- O Estado de S.Paulo
Democracias de verdade não precisam de um fundo para se financiar
A reforma política que uma comissão especial da Câmara dos Deputados aprovou até agora pode ser chamada de qualquer coisa. Menos de reforma política. Ela é tão esquisita que, em alguns casos, não trata de questão eleitoral nem política. Por exemplo: quando resolve fixar em dez anos o tempo de mandato dos ministros dos tribunais superiores, foge da política e das eleições. Imiscui-se de forma indevida no funcionamento do Judiciário.
O que tem a ver o tempo em que um ministro do Supremo Tribunal Federal (STF) exerce sua atividade de juiz na Corte suprema do País com as eleições de deputado, senador, prefeito, governador, vereador e presidente da República? Nada. Nadica de nada.
A Constituição nem trata o ministro do STF como um igual a deputado federal e a senador. Tanto é que só pode ser ministro do Supremo o brasileiro nato, exigência feita também para o presidente da República, o vice-presidente e os presidentes do Senado e da Câmara. Os outros 512 deputados e 80 senadores não necessitam ser brasileiros natos.

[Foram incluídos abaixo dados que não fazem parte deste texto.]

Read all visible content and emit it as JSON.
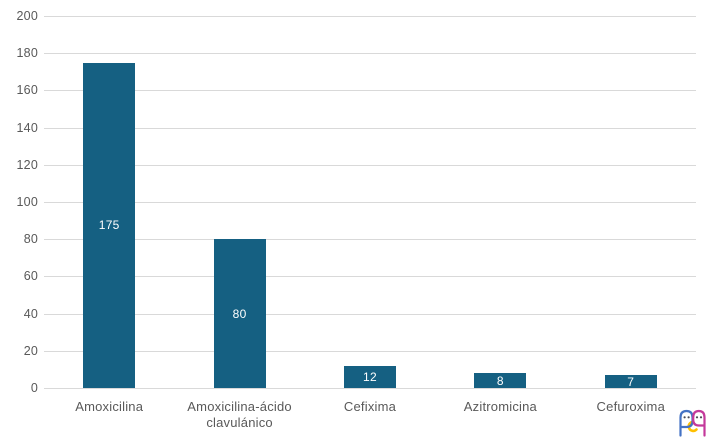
{
  "chart_data": {
    "type": "bar",
    "title": "",
    "xlabel": "",
    "ylabel": "",
    "categories": [
      "Amoxicilina",
      "Amoxicilina-ácido clavulánico",
      "Cefixima",
      "Azitromicina",
      "Cefuroxima"
    ],
    "values": [
      175,
      80,
      12,
      8,
      7
    ],
    "data_labels": [
      "175",
      "80",
      "12",
      "8",
      "7"
    ],
    "ylim": [
      0,
      200
    ],
    "yticks": [
      0,
      20,
      40,
      60,
      80,
      100,
      120,
      140,
      160,
      180,
      200
    ],
    "grid": true,
    "legend": false,
    "data_label_position": "inside-center",
    "colors": {
      "bar": "#156082",
      "gridline": "#D9D9D9",
      "axis_text": "#595959",
      "data_label": "#FFFFFF",
      "background": "#FFFFFF"
    }
  },
  "logo": {
    "name": "brand-logo",
    "colors": {
      "blue": "#4472C4",
      "yellow": "#FFC000",
      "magenta": "#C4399B",
      "eyes": "#4A4A55"
    }
  }
}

Ministro do STF não chega lá pela escolha do eleitor. Ele é indicado pelo presidente da República entre cidadãos brasileiros natos – e é bom repetir – acima de 35 anos, notável saber jurídico e reputação ilibada. Para chegar à Corte, ele tem de passar por uma sabatina no Senado (nada a ver com a Câmara e com os deputados). Se convencer o conjunto de senadores de que está preparado para exercer a magistratura no mais alto tribunal do País, assume o posto de ministro, com cargo vitalício. Só é obrigado a sair quando completar 75 anos.
Só é possível entender a tentativa de limitar o tempo de trabalho no STF a partir de uma reforma política como uma retaliação à decisão recente dos ministros que impede presidentes da Câmara e do Senado que se tornam réus na Corte de substituir o presidente da República nos casos de ausência deste. Ou mesmo às investigações das atividades suspeitas de deputados e senadores envolvidos com a Operação Lava Jato e assemelhadas.

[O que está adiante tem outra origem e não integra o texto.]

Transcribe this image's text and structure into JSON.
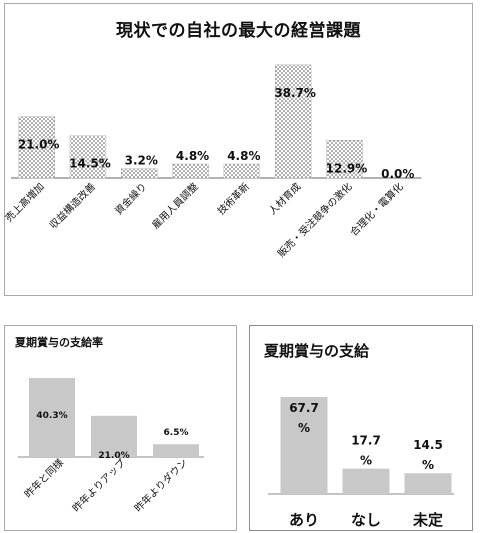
{
  "chart_data": [
    {
      "type": "bar",
      "title": "現状での自社の最大の経営課題",
      "categories": [
        "売上高増加",
        "収益構造改善",
        "資金繰り",
        "雇用人員調整",
        "技術革新",
        "人材育成",
        "販売・受注競争の激化",
        "合理化・電算化"
      ],
      "values": [
        21.0,
        14.5,
        3.2,
        4.8,
        4.8,
        38.7,
        12.9,
        0.0
      ],
      "labels": [
        "21.0%",
        "14.5%",
        "3.2%",
        "4.8%",
        "4.8%",
        "38.7%",
        "12.9%",
        "0.0%"
      ],
      "ylim": [
        0,
        40
      ],
      "fill": "dotted",
      "grid": false,
      "legend": "none"
    },
    {
      "type": "bar",
      "title": "夏期賞与の支給率",
      "categories": [
        "昨年と同様",
        "昨年よりアップ",
        "昨年よりダウン"
      ],
      "values": [
        40.3,
        21.0,
        6.5
      ],
      "labels": [
        "40.3%",
        "21.0%",
        "6.5%"
      ],
      "ylim": [
        0,
        42
      ],
      "color": "#c8c8c8",
      "grid": false,
      "legend": "none"
    },
    {
      "type": "bar",
      "title": "夏期賞与の支給",
      "categories": [
        "あり",
        "なし",
        "未定"
      ],
      "values": [
        67.7,
        17.7,
        14.5
      ],
      "labels": [
        [
          "67.7",
          "%"
        ],
        [
          "17.7",
          "%"
        ],
        [
          "14.5",
          "%"
        ]
      ],
      "ylim": [
        0,
        70
      ],
      "color": "#c8c8c8",
      "grid": false,
      "legend": "none"
    }
  ]
}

A reforma política que a Câmara debate, e que não pode levar esse nome, decidiu criar também o Fundo Especial de Financiamento da Democracia, que não é outra coisa senão um fundo a ser abastecido com o dinheiro público para o financiamento das eleições. Algo em torno de R$ 3,6 bilhões para ser usado nas próximas eleições, visto que a doação de empresas está proibida.
Ora, democracias não precisam de um fundo para se financiar. Elas se sustentam por si, ao garantir o funcionamento das instituições, da economia, da política, dos direitos coletivos, das minorias e individuais, do livre exercício do pensamento e do ir e vir, e do direito à informação. Enfim, do funcionamento das instituições garantidoras do Estado Democrático de Direito, como o STF.
Tem ainda na proposta em debate na Câmara o Distritão, que passa a valer para as eleições de deputados federais, estaduais e vereadores. Numa forma simples de definir tal sistema, será eleito aquele que receber mais votos. Sempre foi defendido pelo presidente Michel Temer e, agora, também pelo PSDB, que vê na sua criação a possibilidade de abrir caminho para o parlamentarismo.
O Distritão carrega em si sérios problemas. Inibirá a renovação da Câmara, porque beneficiará rostos conhecidos que já frequentaram as campanhas políticas e também os que têm o controle dos partidos que dirigem e que agora lutam para preservar os mandatos.
Em nenhum momento os deputados pensaram em criar uma regra permanente para as eleições. De novo, como das vezes anteriores, correm para aprovar o que der, mesmo que seja transitório, mesmo que pareça ter por trás a retaliação a um dos poderes da República. Em resumo, um retrocesso.